Changes the hash tree structure that rippled uses to represent a ledger. The new structure is more compact and efficient than the previous version. This affects how ledger hashes are calculated, but has no other user-facing consequences.

When this amendment is activated, the Ripple Consensus Ledger will undergo a brief scheduled unavailability while the network calculates the changes to the hash tree structure.


Amendment ID Status
DA1BD556B42D85EA9C84066D028D355B52416734D3283F85E216EA5DA6DB7E13 Not intended for production.
Enabled on TestNet

This amendment is currently enabled on the Ripple Test Net. In production, Ripple expects to enable similar functionality with the Escrow amendment instead.


Amendment ID Status
6781F8368C4771B83E8B821D88F580202BCB4228075297B19E4FDC5233F1EFDC Enabled

Allows pre-authorization of accounting relationships (zero-balance trust lines) when using Authorized Accounts.

With this amendment enabled, a TrustSet transaction with tfSetfAuth enabled can create a new RippleState ledger node even if it keeps all the other values of the RippleState node in their default state. The new RippleState node has the lsfLowAuth or lsfHighAuth flag enabled, depending on whether the sender of the transaction is considered the low node or the high node. The sender of the transaction must have already enabled lsfRequireAuth by sending an AccountSet transaction with the asfRequireAuth flag enabled.


Amendment ID Status
532651B4FD58DF8922A49BA101AB3E996E5BFBF95A913B3E392504863E63B164 Enabled

Changes the way Offers are ranked in order books, so that currency issuers can configure how many significant digits are taken into account when ranking Offers by exchange rate. With this amendment, the exchange rates of Offers are rounded to the configured number of significant digits, so that more Offers have the same exact exchange rate. The intent of this change is to require a meaningful improvement in price to outrank a previous Offer. If used by major issuers, this should reduce the incentive to spam the ledger with Offers that are only a tiny fraction of a percentage point better than existing offers. It may also increase the efficiency of order book storage in the ledger, because Offers can be grouped into fewer exchange rates.

Introduces a TickSize field to accounts, which can be set with the AccountSet transaction type. If a currency issuer sets the TickSize field, the Ripple Consensus Ledger truncates the exchange rate (ratio of funds in to funds out) of Offers to trade the issuer's currency, and adjusts the amounts of the Offer to match the truncated exchange rate. If only one currency in the trade has a TickSize set, that number of significant digits applies.
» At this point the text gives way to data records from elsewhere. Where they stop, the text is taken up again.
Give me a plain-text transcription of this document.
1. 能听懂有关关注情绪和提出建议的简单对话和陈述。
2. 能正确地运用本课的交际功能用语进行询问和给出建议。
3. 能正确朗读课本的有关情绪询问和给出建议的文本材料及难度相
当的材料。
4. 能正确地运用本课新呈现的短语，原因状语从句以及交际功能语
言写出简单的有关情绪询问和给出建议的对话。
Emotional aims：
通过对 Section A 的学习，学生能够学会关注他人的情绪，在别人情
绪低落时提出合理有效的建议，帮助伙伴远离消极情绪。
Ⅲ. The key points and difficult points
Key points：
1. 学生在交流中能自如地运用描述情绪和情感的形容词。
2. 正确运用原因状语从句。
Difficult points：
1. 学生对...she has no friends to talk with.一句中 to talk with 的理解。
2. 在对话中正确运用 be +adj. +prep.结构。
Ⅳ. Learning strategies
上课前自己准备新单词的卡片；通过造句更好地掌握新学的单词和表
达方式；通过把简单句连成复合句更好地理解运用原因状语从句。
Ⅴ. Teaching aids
When trading two currencies that have different TickSize values, whichever TickSize indicates the fewest significant digits applies. XRP does not have a TickSize.


Amendment ID Status
C1B8D934087225F509BEB5A8EC24447854713EE447D277F69545ABFA0E0FD490 In development

Introduces Tickets as a way to reserve a transaction sequence number for later execution. Creates the Ticket ledger node type and the transaction types TicketCreate and TicketCancel.

Caution: This amendment is still in development.